In what ways is the Leipzig fair different from the others which also present Czech literature?
Leipzig is aimed first and foremost at the visitors. However, the Leipzig visitor is slightly different from those at other book fairs and the tradition of the Leipzig Book Fair goes back centuries. The local visitors are open to literature from other countries, they are willing to listen and to watch, which I think is amazing, and I don’t think there’s anywhere else like it in the world. There are around one hundred and fifty thousand visitors, which is an enormous number, and every reading finds its listener. Naturally, sometimes there are fifteen, sometimes thirty, at other times eighty. As there are a whole host of authors from different countries you also get the agents coming to Leipzig and they go along to the readings and are on the lookout for new talent. This doesn’t mean that the author they find will be published the following year, but perhaps in two or three years – basically, they know about them.

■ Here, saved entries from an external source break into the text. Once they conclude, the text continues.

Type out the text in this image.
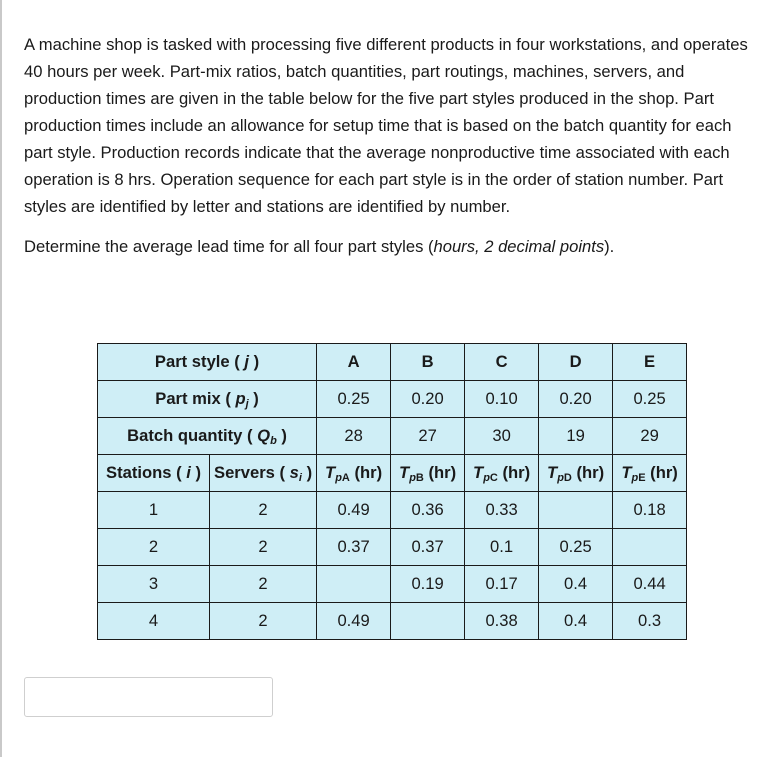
A machine shop is tasked with processing five different products in four workstations, and operates 40 hours per week. Part-mix ratios, batch quantities, part routings, machines, servers, and production times are given in the table below for the five part styles produced in the shop. Part production times include an allowance for setup time that is based on the batch quantity for each part style. Production records indicate that the average nonproductive time associated with each operation is 8 hrs. Operation sequence for each part style is in the order of station number. Part styles are identified by letter and stations are identified by number.

Determine the average lead time for all four part styles (hours, 2 decimal points).

Part style ( j )		A	B	C	D	E
Part mix ( $p_j$ )		0.25	0.20	0.10	0.20	0.25
Batch quantity ( $Q_b$ )		28	27	30	19	29
Stations ( i )	Servers ( $s_i$ )	$T_{pA}$ (hr)	$T_{pB}$ (hr)	$T_{pC}$ (hr)	$T_{pD}$ (hr)	$T_{pE}$ (hr)
1	2	0.49	0.36	0.33		0.18
2	2	0.37	0.37	0.1	0.25	
3	2		0.19	0.17	0.4	0.44
4	2	0.49		0.38	0.4	0.3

Have you had any regular visitors over the years?
Yes, and this year we have our Japanese friend Kentaro here. He has stopped by here for the past three or four years as he really admires Czech and Slovak literature. He lives here in Leipzig and his relationship towards Czechs and Slovaks is due to a girlfriend that he had from Slovakia. He has learned, albeit broken, Czech and Slovak and we communicate together and he likes to listen to us speaking. I don’t think he has much in the way of money but on the other hand he seems so modest in his ways that he probably doesn’t need much. He’s basically a bit of a palavarer…
What is your immediate impression from this year’s fair?
For me the atmosphere was incredibly positive, filled with a special, let’s say literary energy. The Czech authors who came here and stayed in Leipzig for a while left very happy. It’s also really nice to see young people sitting at the stall, leafing through a book and asking if they can buy it or where they can find it in Germany.